In the 100 Aker Wood, they all belong, they’re all needed, and together they bring out the best in each other just like that “body of Christ,” described by the apostle Paul….everyone needed, everyone important, everyone having a gift to share….

Today, in our community lunch, we’ll be thinking of our church’s vision for the future. We need a polestar; we need dreams and possibilities to lure us forward, and remind us that God is the God of possibility and adventure and abundance, and that when we protest about what we don’t have, God reminds us that right here, in what we perceive to be limits, new life is waiting to be born.

One day, Piglet asks Winnie the Pooh: “When you wake up in the morning, what’s the first thing you say to yourself?”

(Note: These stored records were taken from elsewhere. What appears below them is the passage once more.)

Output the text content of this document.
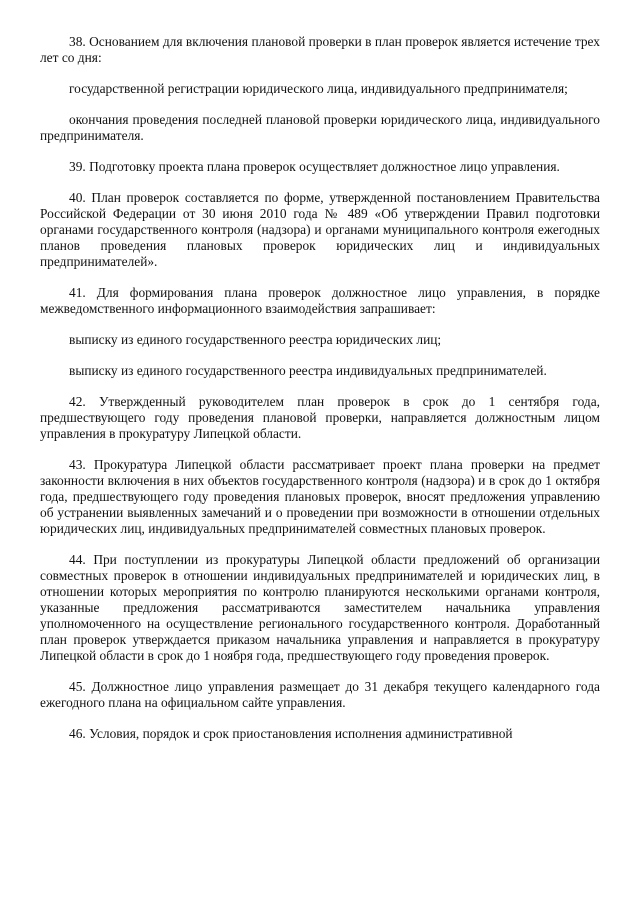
38. Основанием для включения плановой проверки в план проверок является истечение трех лет со дня:

государственной регистрации юридического лица, индивидуального предпринимателя;

окончания проведения последней плановой проверки юридического лица, индивидуального предпринимателя.

39. Подготовку проекта плана проверок осуществляет должностное лицо управления.

40. План проверок составляется по форме, утвержденной постановлением Правительства Российской Федерации от 30 июня 2010 года № 489 «Об утверждении Правил подготовки органами государственного контроля (надзора) и органами муниципального контроля ежегодных планов проведения плановых проверок юридических лиц и индивидуальных предпринимателей».

41. Для формирования плана проверок должностное лицо управления, в порядке межведомственного информационного взаимодействия запрашивает:

выписку из единого государственного реестра юридических лиц;

выписку из единого государственного реестра индивидуальных предпринимателей.

42. Утвержденный руководителем план проверок в срок до 1 сентября года, предшествующего году проведения плановой проверки, направляется должностным лицом управления в прокуратуру Липецкой области.

43. Прокуратура Липецкой области рассматривает проект плана проверки на предмет законности включения в них объектов государственного контроля (надзора) и в срок до 1 октября года, предшествующего году проведения плановых проверок, вносят предложения управлению об устранении выявленных замечаний и о проведении при возможности в отношении отдельных юридических лиц, индивидуальных предпринимателей совместных плановых проверок.

44. При поступлении из прокуратуры Липецкой области предложений об организации совместных проверок в отношении индивидуальных предпринимателей и юридических лиц, в отношении которых мероприятия по контролю планируются несколькими органами контроля, указанные предложения рассматриваются заместителем начальника управления уполномоченного на осуществление регионального государственного контроля. Доработанный план проверок утверждается приказом начальника управления и направляется в прокуратуру Липецкой области в срок до 1 ноября года, предшествующего году проведения проверок.

45. Должностное лицо управления размещает до 31 декабря текущего календарного года ежегодного плана на официальном сайте управления.

46. Условия, порядок и срок приостановления исполнения административной
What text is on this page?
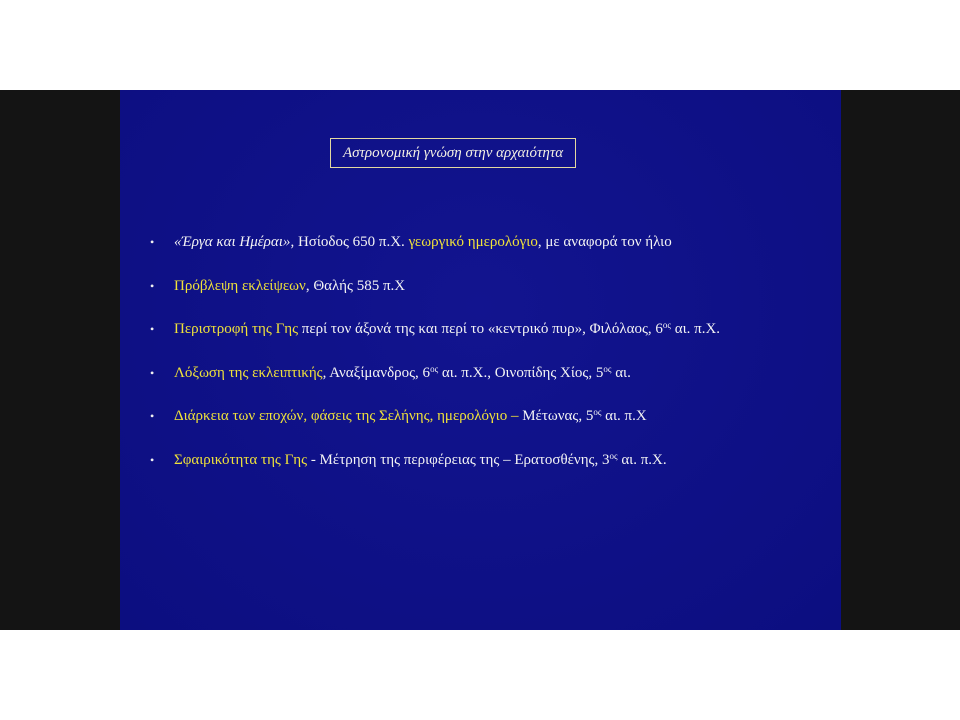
Αστρονομική γνώση στην αρχαιότητα
•	«Έργα και Ημέραι», Ησίοδος 650 π.Χ. γεωργικό ημερολόγιο, με αναφορά τον ήλιο
•	Πρόβλεψη εκλείψεων, Θαλής 585 π.Χ
•	Περιστροφή της Γης περί τον άξονά της και περί το «κεντρικό πυρ», Φιλόλαος, $6^{o\varsigma}$ αι. π.Χ.
•	Λόξωση της εκλειπτικής, Αναξίμανδρος, $6^{o\varsigma}$ αι. π.Χ., Οινοπίδης Χίος, $5^{o\varsigma}$ αι.
•	Διάρκεια των εποχών, φάσεις της Σελήνης, ημερολόγιο – Μέτωνας, $5^{o\varsigma}$ αι. π.Χ
•	Σφαιρικότητα της Γης - Μέτρηση της περιφέρειας της – Ερατοσθένης, $3^{o\varsigma}$ αι. π.Χ.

Pooh responds with “What’s for breakfast,” and then asks Piglet about his first thoughts of the day. To which Piglet responds, “I wonder what’s going to happen exciting today?”

What’s going to happen exciting today? That’s the message of Winnie and his friends, and it’s the message of the gospels. You never know when God will show up – and God always does – to bring something adventurous into our lives and to call us from the familiar to the exciting and the predictable to a holy adventure.
Yes, it takes a village to raise a Christian….so, sing ho, my friends, God is with us and we can reclaim the holy child in each of us…. and wherever we are, will be home….

“So they went off together. But wherever they go and whatever happens to them on the way, in that enchanted place on the top of the Forest, a little boy and his Bear will always be playing.”